Following the special meeting called for November 16, the board is scheduled to hold another redistricting hearing on December 7 to vote to finalize the new map. The new districts will go into effect immediately, such that some of the county’s residents will be represented by members of the board of supervisors they did not have the opportunity in 2018 or 2020 to vote for. The first actual manifestation of the new boundaries will take place with the June 7, 2022 primary election. In that contest, the county’s voters will be selecting supervisors in the Second and Fourth districts.
The county has given the public the opportunity to submit maps that are drawn up independently of the influence of the county’s redistricting commission. Whether the supervisors will heed those citizen recommendations or consider them at all is a different question. The redistricting commission consists of Mark Creffield representing the First Supervisorial District; Robert Little, representing the Second Supervisorial District; Jessica Naquin, representing the Third Supervisorial District; Jean-Rene Basle, representing the Fourth Supervisorial District, William Jernigan, representing the Fifth Supervisorial District and Pamela Preston King, as an at-large member. The alternative commission members are Kenneth Anderson in the First Supervisorial District; Henry Shannon in the Second Supervisorial District; Donald Runels in the Third Supervisorial District; Peggi Hazlett in the Fourth Supervisorial District and Sonja Wilson in the Fifth Supervisorial District. Pamela King is a Superior Court Judge in San Bernardino County. Basle is former San Bernardino County Counsel, and as such was the county’s highest ranking in-house attorney with regard to civil law issues.
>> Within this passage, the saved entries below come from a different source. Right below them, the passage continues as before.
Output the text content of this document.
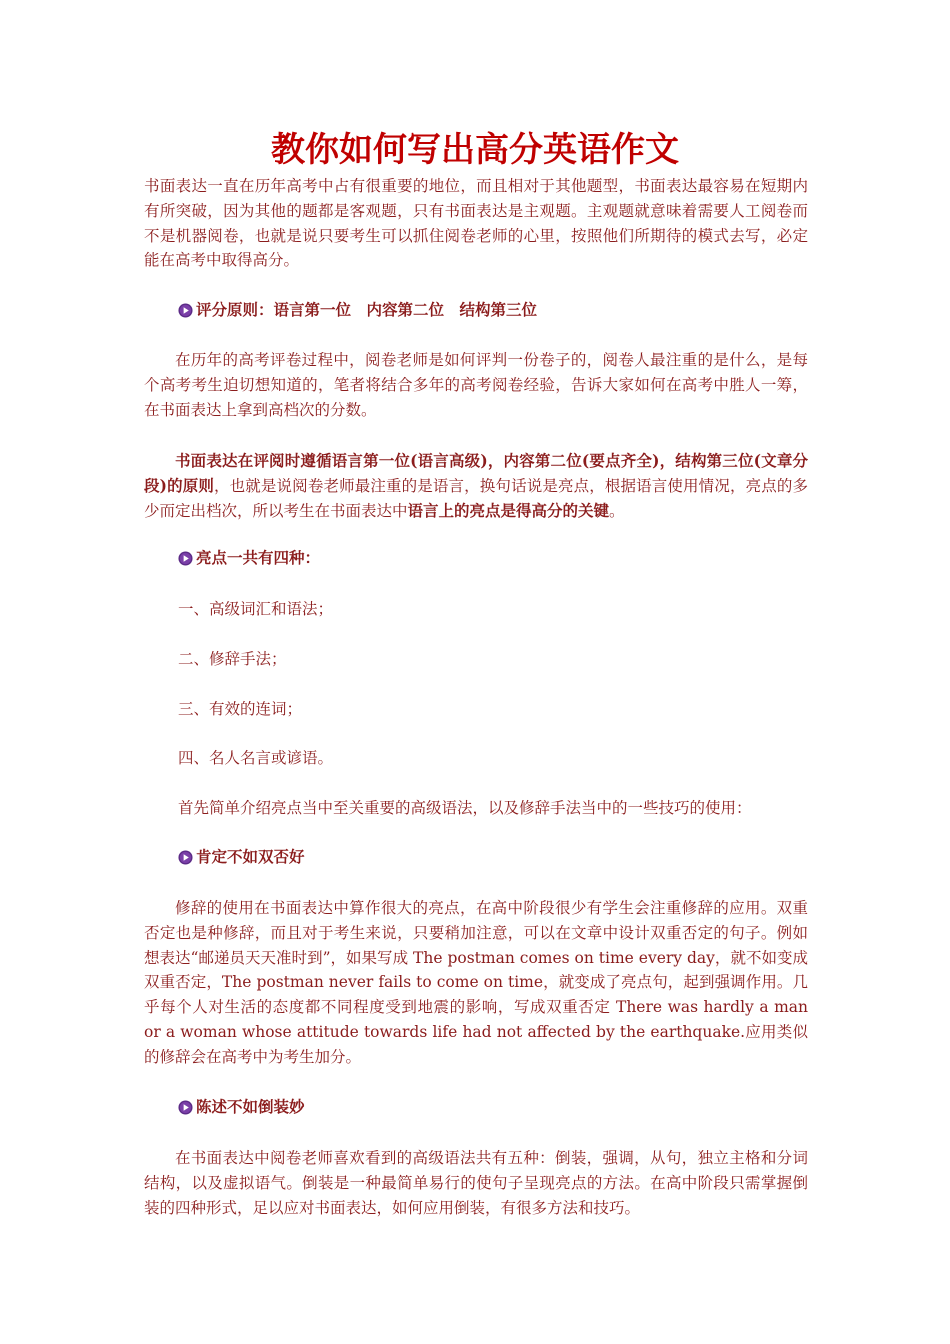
教你如何写出高分英语作文

书面表达一直在历年高考中占有很重要的地位，而且相对于其他题型，书面表达最容易在短期内有所突破，因为其他的题都是客观题，只有书面表达是主观题。主观题就意味着需要人工阅卷而不是机器阅卷，也就是说只要考生可以抓住阅卷老师的心里，按照他们所期待的模式去写，必定能在高考中取得高分。

评分原则：语言第一位　内容第二位　结构第三位

在历年的高考评卷过程中，阅卷老师是如何评判一份卷子的，阅卷人最注重的是什么，是每个高考考生迫切想知道的，笔者将结合多年的高考阅卷经验，告诉大家如何在高考中胜人一筹，在书面表达上拿到高档次的分数。

书面表达在评阅时遵循语言第一位(语言高级)，内容第二位(要点齐全)，结构第三位(文章分段)的原则，也就是说阅卷老师最注重的是语言，换句话说是亮点，根据语言使用情况，亮点的多少而定出档次，所以考生在书面表达中语言上的亮点是得高分的关键。

亮点一共有四种：

一、高级词汇和语法；

二、修辞手法；

三、有效的连词；

四、名人名言或谚语。

首先简单介绍亮点当中至关重要的高级语法，以及修辞手法当中的一些技巧的使用：

肯定不如双否好

修辞的使用在书面表达中算作很大的亮点，在高中阶段很少有学生会注重修辞的应用。双重否定也是种修辞，而且对于考生来说，只要稍加注意，可以在文章中设计双重否定的句子。例如想表达“邮递员天天准时到”，如果写成 The postman comes on time every day，就不如变成双重否定，The postman never fails to come on time，就变成了亮点句，起到强调作用。几乎每个人对生活的态度都不同程度受到地震的影响，写成双重否定 There was hardly a man or a woman whose attitude towards life had not affected by the earthquake.应用类似的修辞会在高考中为考生加分。

陈述不如倒装妙

在书面表达中阅卷老师喜欢看到的高级语法共有五种：倒装，强调，从句，独立主格和分词结构，以及虚拟语气。倒装是一种最简单易行的使句子呈现亮点的方法。在高中阶段只需掌握倒装的四种形式，足以应对书面表达，如何应用倒装，有很多方法和技巧。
The most concerted public effort to alter the existing map this year came from residents of the San Bernardino Mountain communities, which had sought to reunite the entirety of the mountain district – Crestline, Lake Gregory, Blue Jay, Twin Peaks, Cedar Glen, Lake Arrowhead, Running Springs, Valley of Enchantment, Arrow Bear, Angeles Oaks, Forest Falls, Big Bear and Holcomb Valley into one district. In most of those proposals, the district thought best to encompass them was the Third District. One proposal called for them to be contained within the Second District.